The emerging role of immune dysfunction in mitochondrial diseases as a paradigm for understanding immunometabolism

Abstract

Immunometabolism aims to define the role of intermediary metabolism in immune cell function, with bioenergetics and the mitochondria recently taking center stage. To date, the medical literature on mitochondria and immune function extols the virtues of mouse models in exploring this biologic intersection. While the laboratory mouse has become a standard for studying mammalian biology, this model comprises part of a comprehensive approach. Humans, with their broad array of inherited phenotypes, serve as a starting point for studying immunometabolism; specifically, patients with mitochondrial disease. Using this top-down approach, the mouse as a model organism facilitates further exploration of the consequences of mutations involved in mitochondrial maintenance and function. In this review, we will discuss the emerging phenotype of immune dysfunction in mitochondrial disease as a model for understanding the role of the mitochondria in immune function in available mouse models.

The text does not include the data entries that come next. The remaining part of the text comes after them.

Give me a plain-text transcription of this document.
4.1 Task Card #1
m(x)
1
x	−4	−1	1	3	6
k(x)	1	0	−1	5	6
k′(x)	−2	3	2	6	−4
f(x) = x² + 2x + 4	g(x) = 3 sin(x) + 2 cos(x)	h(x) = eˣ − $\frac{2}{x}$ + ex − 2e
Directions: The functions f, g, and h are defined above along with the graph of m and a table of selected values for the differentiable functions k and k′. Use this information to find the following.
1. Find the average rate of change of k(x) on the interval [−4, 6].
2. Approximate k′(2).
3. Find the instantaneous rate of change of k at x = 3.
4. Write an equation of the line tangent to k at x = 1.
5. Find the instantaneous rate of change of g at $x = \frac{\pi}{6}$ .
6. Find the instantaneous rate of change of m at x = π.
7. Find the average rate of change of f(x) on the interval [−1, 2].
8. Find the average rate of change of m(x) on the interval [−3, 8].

Keywords: Bioenergetics; Immunity; Mitochondria; Mouse models; Oxidative phosphorylation.

Figure. Human mitochondrial morbidity map as a guide for identifying mitochondrial disease patients that may have defects in innate or adaptive immune responses

Cartoon provides a list of known mtDNA or nDNA-encoded mitochondrial disease-associated genes, and in which key mitochondrial function that gene product is known to play a role: (A) mitochondrial calcium transport, mitochondrial membrane (B) fission and (C) fusion, (D) mtDNA replication and stability, or (E) the respiratory chain. Genes listed were compiled from MitoMap [169].